Candy store with a portrait of the knitting namesake:

And, on the way out of town, a car with Illinois plates where the driver honks AND flips the bird to a couple of middle-aged women crossing the street when he felt entitled to be turning right. (No photos of that episode.) Ahhhh, up North indeed.

I hope there will be more retreats.

*I will be teaching that at Fiber College of Maine in September.

Crochet Adventures

I am suddenly surrounded by friends and family having babies.  So much fun, and most of these babies need blankets.  I decided that this was a time to break out the stash and bust it good.  I’ve knitted a few (I’m on my fourth Wearwithall Baby Blanket) and decided that some of the smaller amounts of cottons might work best in a crocheted square of some sort.  It’s intended for an August baby girl (hey, like me!) so it could have some holes in it.
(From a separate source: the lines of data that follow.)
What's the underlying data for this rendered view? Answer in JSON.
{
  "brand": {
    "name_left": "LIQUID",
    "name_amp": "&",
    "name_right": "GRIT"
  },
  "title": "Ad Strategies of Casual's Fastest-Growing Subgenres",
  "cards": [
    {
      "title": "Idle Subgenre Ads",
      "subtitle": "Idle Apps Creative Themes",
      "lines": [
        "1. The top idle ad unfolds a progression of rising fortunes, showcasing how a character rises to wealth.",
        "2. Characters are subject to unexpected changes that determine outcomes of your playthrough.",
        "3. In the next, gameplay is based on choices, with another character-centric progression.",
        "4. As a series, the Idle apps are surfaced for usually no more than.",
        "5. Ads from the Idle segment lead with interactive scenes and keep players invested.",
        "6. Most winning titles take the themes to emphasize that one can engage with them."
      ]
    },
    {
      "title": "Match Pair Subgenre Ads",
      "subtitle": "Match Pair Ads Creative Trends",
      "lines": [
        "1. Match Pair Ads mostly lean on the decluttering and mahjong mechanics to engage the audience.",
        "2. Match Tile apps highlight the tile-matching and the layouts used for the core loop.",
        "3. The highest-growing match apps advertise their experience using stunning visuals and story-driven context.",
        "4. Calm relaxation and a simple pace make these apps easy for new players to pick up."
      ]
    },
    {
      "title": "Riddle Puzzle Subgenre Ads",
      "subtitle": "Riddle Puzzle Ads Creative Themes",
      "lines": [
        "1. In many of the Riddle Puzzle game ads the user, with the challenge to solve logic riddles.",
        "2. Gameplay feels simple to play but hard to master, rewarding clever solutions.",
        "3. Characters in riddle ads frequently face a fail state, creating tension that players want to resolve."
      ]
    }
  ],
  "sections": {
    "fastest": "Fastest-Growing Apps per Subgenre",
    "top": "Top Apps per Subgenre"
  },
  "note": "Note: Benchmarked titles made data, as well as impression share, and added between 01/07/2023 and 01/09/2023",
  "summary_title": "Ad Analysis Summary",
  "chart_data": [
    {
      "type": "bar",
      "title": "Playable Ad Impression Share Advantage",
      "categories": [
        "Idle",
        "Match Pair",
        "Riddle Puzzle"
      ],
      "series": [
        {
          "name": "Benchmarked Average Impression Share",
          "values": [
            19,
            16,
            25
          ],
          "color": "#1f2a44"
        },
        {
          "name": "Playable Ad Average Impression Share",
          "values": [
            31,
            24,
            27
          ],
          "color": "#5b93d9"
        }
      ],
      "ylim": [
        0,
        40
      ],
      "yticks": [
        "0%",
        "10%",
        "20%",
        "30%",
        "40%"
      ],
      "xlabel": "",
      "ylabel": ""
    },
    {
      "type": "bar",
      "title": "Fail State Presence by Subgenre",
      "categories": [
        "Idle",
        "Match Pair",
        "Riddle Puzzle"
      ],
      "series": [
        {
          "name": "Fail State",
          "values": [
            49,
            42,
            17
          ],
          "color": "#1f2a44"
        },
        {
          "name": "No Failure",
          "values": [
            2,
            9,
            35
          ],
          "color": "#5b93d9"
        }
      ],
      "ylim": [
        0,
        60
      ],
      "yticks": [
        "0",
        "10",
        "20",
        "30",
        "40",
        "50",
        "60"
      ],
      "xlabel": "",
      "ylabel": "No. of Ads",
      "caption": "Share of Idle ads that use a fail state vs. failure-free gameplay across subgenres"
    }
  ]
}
I started winging it, making a circle.  It got floppier and floppier, and began to resemble a ruffle.  Obviously my increase ratio was  more than a bit off.  I ripped some out, and tried again.  Much better.  And I have to say, although I do prefer knitting, this sort of trial and error in simple crochet is really quickly done.
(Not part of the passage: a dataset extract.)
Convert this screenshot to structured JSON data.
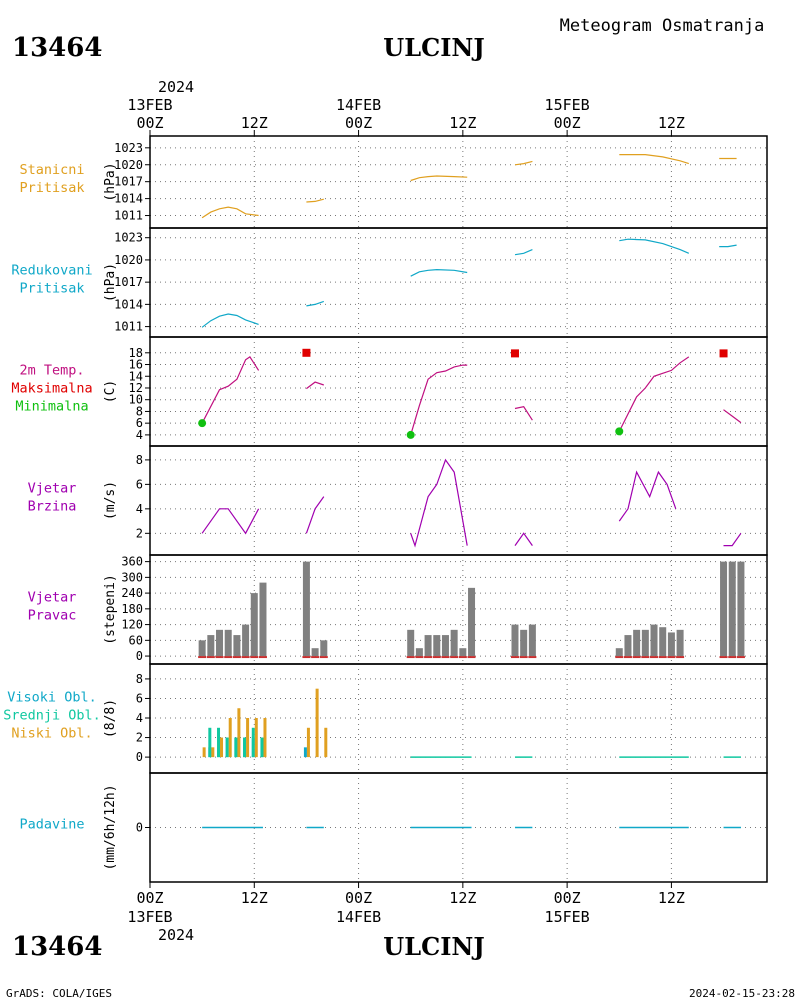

Here’s the beginning of the blanket.  It’s a little girlier than I would normally make, but I think the bright blue saves it from being totally insipid.  I had all these bits of yarn in a plastic bin.  No labels at all.  As I was working with them, I realized the square was a bit like the rings of a tree, and I could date my stash acquisition.  Although some of these yarns are still being made, they are no longer at the Yarnery, and remind me of a time when they were.  Snatching the time to fool around with Skitch, which I recently downloaded, I annotated the photo.  I present to you the archeology of my crocheted baby blanket.
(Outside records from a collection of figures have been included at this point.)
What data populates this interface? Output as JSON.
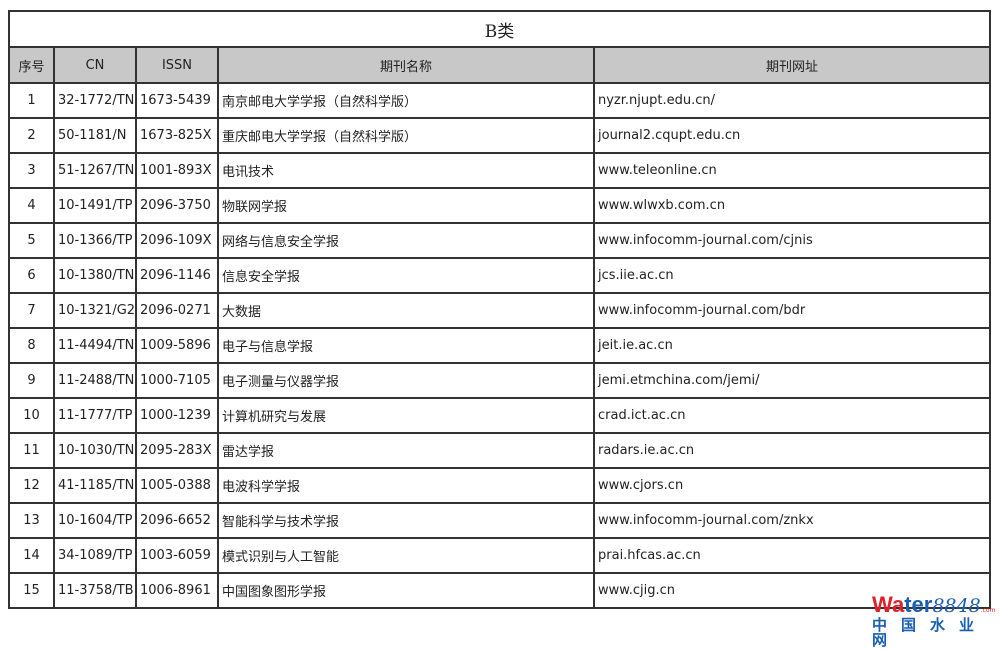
{
  "title": "B类",
  "columns": [
    "序号",
    "CN",
    "ISSN",
    "期刊名称",
    "期刊网址"
  ],
  "rows": [
    [
      "1",
      "32-1772/TN",
      "1673-5439",
      "南京邮电大学学报（自然科学版）",
      "nyzr.njupt.edu.cn/"
    ],
    [
      "2",
      "50-1181/N",
      "1673-825X",
      "重庆邮电大学学报（自然科学版）",
      "journal2.cqupt.edu.cn"
    ],
    [
      "3",
      "51-1267/TN",
      "1001-893X",
      "电讯技术",
      "www.teleonline.cn"
    ],
    [
      "4",
      "10-1491/TP",
      "2096-3750",
      "物联网学报",
      "www.wlwxb.com.cn"
    ],
    [
      "5",
      "10-1366/TP",
      "2096-109X",
      "网络与信息安全学报",
      "www.infocomm-journal.com/cjnis"
    ],
    [
      "6",
      "10-1380/TN",
      "2096-1146",
      "信息安全学报",
      "jcs.iie.ac.cn"
    ],
    [
      "7",
      "10-1321/G2",
      "2096-0271",
      "大数据",
      "www.infocomm-journal.com/bdr"
    ],
    [
      "8",
      "11-4494/TN",
      "1009-5896",
      "电子与信息学报",
      "jeit.ie.ac.cn"
    ],
    [
      "9",
      "11-2488/TN",
      "1000-7105",
      "电子测量与仪器学报",
      "jemi.etmchina.com/jemi/"
    ],
    [
      "10",
      "11-1777/TP",
      "1000-1239",
      "计算机研究与发展",
      "crad.ict.ac.cn"
    ],
    [
      "11",
      "10-1030/TN",
      "2095-283X",
      "雷达学报",
      "radars.ie.ac.cn"
    ],
    [
      "12",
      "41-1185/TN",
      "1005-0388",
      "电波科学学报",
      "www.cjors.cn"
    ],
    [
      "13",
      "10-1604/TP",
      "2096-6652",
      "智能科学与技术学报",
      "www.infocomm-journal.com/znkx"
    ],
    [
      "14",
      "34-1089/TP",
      "1003-6059",
      "模式识别与人工智能",
      "prai.hfcas.ac.cn"
    ],
    [
      "15",
      "11-3758/TB",
      "1006-8961",
      "中国图象图形学报",
      "www.cjig.cn"
    ]
  ],
  "watermark": {
    "wa": "Wa",
    "ter": "ter",
    "num": "8848",
    "dom": ".com",
    "cn": "中国水业网"
  },
  "colors": {
    "header_bg": "#c8c8c8",
    "border": "#333333",
    "watermark_red": "#e0202a",
    "watermark_blue": "#1a5fb4"
  }
}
OK, it’s now a week after I started this post.  Strike out all the optimism  in the paragraph above. I ran out of the blue yarn, and then the white, and the blanket got uglier and uglier.  I figured I’d finish it and give it away.  Someone  might want it for putting down on the dirt under the baby’s good blanket.

I took it along to the Yarnery’s first ever knitting retreat.  (More on that later.)  During a color class, Theresa grabbed the blanket as a demonstration of what not to do with color.  This blanket should have had one of those Glamour magazine black spots pasted across it to protect its identity.  Someone suggested that pet shelters always want blankets, and this would be a good place for this one, as dogs are color blind.  (I was laughing, really.)  Finally, Theresa told me it was ok to stop making it and give the partly finished blanket and cotton stash to the “Iowa Church Ladies.”  Whew.  It went into the trunk of her car, and may I never see it again.

An interesting observation – did you know that a small tube of Bacitracin looks very much like a sample tube of Tom’s of Maine Toothpaste, especially when right next to each other in a medicine cabinet?  And that after you use the Bacitracin by mistake in the wee hours of the morning, then spit it out and follow it up with the Tom’s of Maine, that doesn’t really taste much better?  Thought you might like to know.